Hydrogen as a gas or in liquid form has no path to certification for commercial passenger aviation. Battery electric energy densities are already viable for 300 km trips, and with the increases expected, will be viable for 3,000 km flights. Only longer haul flights will require liquid fuels.

 

Just as today, where millions of tonnes of biofuels are used in aviation and shipping annually, liquid fuels will be dominated by biofuels in the future. Hydrogen will be used in the processing of these fuels, but that will be a relatively small market.

 

Making hydrogen green 
We manufacture about 120mn tonnes of hydrogen annually, almost entirely from natural gas and coal. Each tonne results in eight to 34 tonnes of CO2, not to mention leaking methane and hydrogen, both much more potent greenhouse gases than CO2. Over a billion tonnes of greenhouse gases are emitted due to manufacturing hydrogen every year.

 

Until the past couple of years, all of the renewable electricity in the world would have been sufficient only to manufacture the 120mn tonnes of hydrogen we use. (See Fig 2.)

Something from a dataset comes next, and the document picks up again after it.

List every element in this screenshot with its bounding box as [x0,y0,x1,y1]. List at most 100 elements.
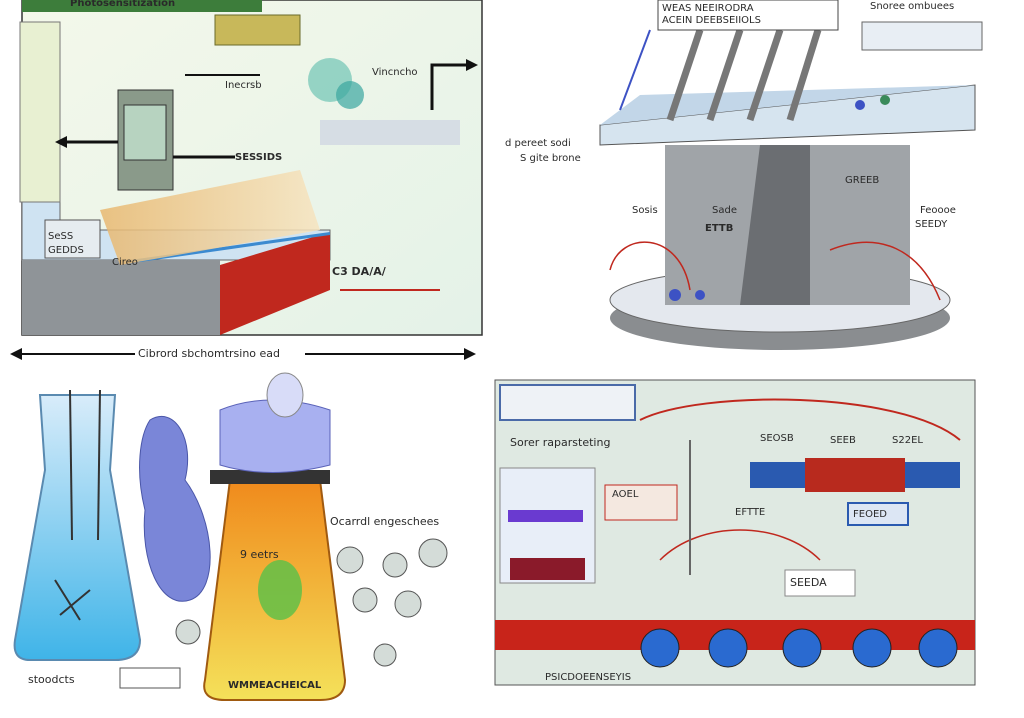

  graph showing hydrogen demand projection through 2100

Fig 2: Hydrogen demand projection through 2100, in mn tonnes
Source: M Barnard 

 

About 40mn tonnes of hydrogen is used in oil refineries to remove sulphur, water and impurities from crude, and to separate it into lighter and heavier components. As peak oil demand’s impacts move through our global economy, that’s going to diminish rapidly.

 

The next biggest market is ammonia for fertilisers, about 30mn tonnes. We must remove the carbon from that hydrogen stream as well, but will likely diminish the amount of hydrogen required. Agrigenetics is creating nitrogen-fixing microbes which fix nitrogen from the air at the roots of plants much more efficiently and effectively than natural microbes, explains Pivot Bio. Drone spraying of fertiliser is much more efficient at getting the right amounts of products into the plants.

 

The only obvious growth area for hydrogen is manufacturing low-carbon steel. The Swedish HYBRIT approach uses about 55 kg of hydrogen per tonne of steel, leading to around 30mn tonnes of new hydrogen demand. Even there, direct use of electricity is proven in processes from both Boston Metals and Fortescue, so hydrogen demand growth is not guaranteed. Australia will use green electricity to process its iron ore into iron and steel to a greater extent in the future and will likely go through green hydrogen pathways for some of that.

 

Green molecules have an export future for Australia, just not for energy. Ammonia for fertiliser will still be required. Currently it comes from the oil and gas centres of the world. In the future, what isn’t manufactured locally from green electricity and water will be imported from countries with surpluses of land and water like Australia. Methanol manufacturing produces in the range of 500–700mn t/y of greenhouse gases and must be decarbonised as well.

 

There is potential for Australia to export green methanol and ammonia in the future, in addition to green steel and green aluminium.

 

Displacing fossil fuels 
But these are a tiny fraction of the mass of fossil fuels. Currently, the world extracts, processes, refines and distributes about 18bn t/y of coal, oil and gas. Roughly 11% of all energy use globally is used just for those processes. About 175mn t/y of ammonia and 170mn t/y of methanol are manufactured, and as green variants will be more expensive, there will be downward pressure on demand, not a significant expansion.

 

Australia’s energy exports will continue to decline, and even more sharply. The 7.1% that became 1.8% will become 0%. European and Japanese expectations of importing green molecules for energy will diminish rapidly as realistic cost projections for the end-to-end manufacturing and distribution value chain become clear, and the requirement for it continues to be eroded by renewables, transmission and storage.

 

Australia will be exporting energy. It will end up connected to Indonesia, the Philippines and Singapore with HVDC electricity transmission cables, sharing wind and solar energy across thousands of kilometres. But it won’t be doubling its energy exports in the form of green hydrogen or its derivatives.